Ein Versuch der Verbesserung war das konsequente Anlegen von Lesezeichen, sowie das Starten mit leerer Browser-Sitzung. Dies führte zu sehr vielen Lesezeichen, welche doch nie gelesen wurden was letztendlich in Unzufriedenheit endete.
Der letztendliche Durchbruch kam mit der Einführung einer "read-it-later-Lösung", mit der ich jetzt sehr gut fahre.
Wallabag
Wallabag ist eine selbst hostbare Server-Software, die – gibt man ihr eine URL – dieser folgt, die Webseite herunterläd und für die spätere Nutzung sehr komfortabel bereithält. Für die Bedienung stehen sehr viele Integrationen zur Verfügung, so unter anderem für Firefox, Android und sogar meinen Ebook-Reader (ein PocketBook – Achtung, für die neuste Firmware wird dieser build benötigt). Auch das Webinterface selbst kann zum Lesen verwendet werden.
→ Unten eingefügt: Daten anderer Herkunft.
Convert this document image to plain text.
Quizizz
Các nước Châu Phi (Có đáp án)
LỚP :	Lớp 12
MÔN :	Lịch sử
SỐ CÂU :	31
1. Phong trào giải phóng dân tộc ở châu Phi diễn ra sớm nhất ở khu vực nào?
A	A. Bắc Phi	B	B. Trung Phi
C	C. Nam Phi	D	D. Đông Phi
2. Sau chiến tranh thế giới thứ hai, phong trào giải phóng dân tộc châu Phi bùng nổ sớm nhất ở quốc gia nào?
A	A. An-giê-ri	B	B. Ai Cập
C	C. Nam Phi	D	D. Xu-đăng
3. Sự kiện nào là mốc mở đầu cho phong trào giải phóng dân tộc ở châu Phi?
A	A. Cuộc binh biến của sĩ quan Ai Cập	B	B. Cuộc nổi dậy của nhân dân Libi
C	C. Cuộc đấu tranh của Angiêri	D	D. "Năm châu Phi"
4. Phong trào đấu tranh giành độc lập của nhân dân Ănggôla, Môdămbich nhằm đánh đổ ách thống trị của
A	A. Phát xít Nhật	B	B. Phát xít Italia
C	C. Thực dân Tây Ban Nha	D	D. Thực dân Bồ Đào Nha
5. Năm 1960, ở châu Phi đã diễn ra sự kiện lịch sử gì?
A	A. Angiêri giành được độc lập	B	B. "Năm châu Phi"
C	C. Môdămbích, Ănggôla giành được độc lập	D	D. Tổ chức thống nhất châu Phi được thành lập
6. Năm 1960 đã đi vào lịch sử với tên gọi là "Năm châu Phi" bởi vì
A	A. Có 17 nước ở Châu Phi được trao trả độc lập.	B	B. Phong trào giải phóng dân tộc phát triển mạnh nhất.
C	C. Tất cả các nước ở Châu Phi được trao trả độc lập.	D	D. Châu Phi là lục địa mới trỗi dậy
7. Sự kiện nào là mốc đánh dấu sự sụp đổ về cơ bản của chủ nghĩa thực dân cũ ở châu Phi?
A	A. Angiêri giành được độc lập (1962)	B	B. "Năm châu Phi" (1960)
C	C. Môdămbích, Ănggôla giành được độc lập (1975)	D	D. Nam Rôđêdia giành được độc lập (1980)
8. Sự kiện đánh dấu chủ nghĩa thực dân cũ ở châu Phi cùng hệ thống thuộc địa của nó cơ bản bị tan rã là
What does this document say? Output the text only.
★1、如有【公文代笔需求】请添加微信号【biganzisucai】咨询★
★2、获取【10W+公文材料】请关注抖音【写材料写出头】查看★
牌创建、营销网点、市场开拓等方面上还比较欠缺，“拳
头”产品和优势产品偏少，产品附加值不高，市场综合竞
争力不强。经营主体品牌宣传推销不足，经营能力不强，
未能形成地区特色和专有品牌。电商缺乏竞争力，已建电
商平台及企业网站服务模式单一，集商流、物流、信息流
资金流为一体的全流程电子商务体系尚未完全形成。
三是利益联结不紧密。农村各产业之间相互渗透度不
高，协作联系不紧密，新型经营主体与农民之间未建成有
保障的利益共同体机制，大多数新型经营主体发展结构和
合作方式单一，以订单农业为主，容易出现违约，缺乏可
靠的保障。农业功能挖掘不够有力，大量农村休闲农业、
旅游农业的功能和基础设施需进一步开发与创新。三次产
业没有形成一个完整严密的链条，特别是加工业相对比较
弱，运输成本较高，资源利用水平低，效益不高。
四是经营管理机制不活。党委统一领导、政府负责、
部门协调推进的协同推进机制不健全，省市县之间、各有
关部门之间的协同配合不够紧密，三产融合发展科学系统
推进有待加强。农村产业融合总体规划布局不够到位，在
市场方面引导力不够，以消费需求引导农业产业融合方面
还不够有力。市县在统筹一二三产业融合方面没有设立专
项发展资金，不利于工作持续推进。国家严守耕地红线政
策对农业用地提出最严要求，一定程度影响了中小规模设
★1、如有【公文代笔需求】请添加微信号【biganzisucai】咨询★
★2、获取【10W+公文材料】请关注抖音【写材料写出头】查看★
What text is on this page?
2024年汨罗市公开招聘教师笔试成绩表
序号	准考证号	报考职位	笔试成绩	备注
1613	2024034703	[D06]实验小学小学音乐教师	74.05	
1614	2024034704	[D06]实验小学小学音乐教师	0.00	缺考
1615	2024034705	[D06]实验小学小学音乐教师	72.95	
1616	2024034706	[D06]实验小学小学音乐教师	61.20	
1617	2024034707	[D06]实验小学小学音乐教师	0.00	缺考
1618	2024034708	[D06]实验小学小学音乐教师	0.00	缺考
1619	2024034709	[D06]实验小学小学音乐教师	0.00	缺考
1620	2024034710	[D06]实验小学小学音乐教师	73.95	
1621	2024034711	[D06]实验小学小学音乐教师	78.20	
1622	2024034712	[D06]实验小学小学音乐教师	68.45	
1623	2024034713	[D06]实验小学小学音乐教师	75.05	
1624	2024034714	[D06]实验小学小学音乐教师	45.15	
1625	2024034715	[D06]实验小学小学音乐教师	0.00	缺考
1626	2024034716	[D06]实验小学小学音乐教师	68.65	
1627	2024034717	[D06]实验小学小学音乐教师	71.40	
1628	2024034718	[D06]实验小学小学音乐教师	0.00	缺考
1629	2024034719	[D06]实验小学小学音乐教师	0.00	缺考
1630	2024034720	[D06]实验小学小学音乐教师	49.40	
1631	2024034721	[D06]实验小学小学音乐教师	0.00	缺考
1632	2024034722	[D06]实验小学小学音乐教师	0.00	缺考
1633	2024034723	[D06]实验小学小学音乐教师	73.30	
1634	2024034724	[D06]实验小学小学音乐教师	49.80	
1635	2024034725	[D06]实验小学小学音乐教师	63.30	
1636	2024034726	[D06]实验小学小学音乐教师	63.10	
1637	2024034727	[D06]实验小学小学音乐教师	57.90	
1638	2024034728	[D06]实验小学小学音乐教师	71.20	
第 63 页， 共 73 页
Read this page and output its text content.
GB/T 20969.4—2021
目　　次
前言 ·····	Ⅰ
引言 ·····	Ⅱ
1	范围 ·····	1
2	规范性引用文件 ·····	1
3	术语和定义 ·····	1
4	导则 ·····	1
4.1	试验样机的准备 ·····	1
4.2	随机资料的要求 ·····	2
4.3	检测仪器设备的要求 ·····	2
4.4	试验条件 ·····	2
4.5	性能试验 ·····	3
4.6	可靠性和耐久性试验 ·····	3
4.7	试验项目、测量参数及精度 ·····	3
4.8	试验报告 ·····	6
Durch die hervorragenden Integrationen konnte ich einen guten Workflow etablieren:
- Websites von laufenden Projekten werden als reguläre Bookmarks (mit manueller Hinzufügung von aussagekräftigen Stichworten) direkt im Browser lokal abgespeichert.
- Websites (meist Softwareprojekte), für die man im Moment keine Verwendung hat, die man sich aber ‘besser merken sollte’ und Artikel auf blogs oder news-sites, wandern über einen Klick auf das Wallabagger-Icon im Browser auf den Wallabag-Server.
- Am Mobiltelefon gefundene Seiten (z.B. durch Empfehlungen via Mastodon) werden mit der Wallabag-App geteilt und so ebenfalls zur Leseliste hinzugefügt. Ein Nebeneffekt davon ist, dass Wallabag häufig das cookie-banner bzw. sanfte paywalls umgeht (das funktioniert jedoch leider nicht immer).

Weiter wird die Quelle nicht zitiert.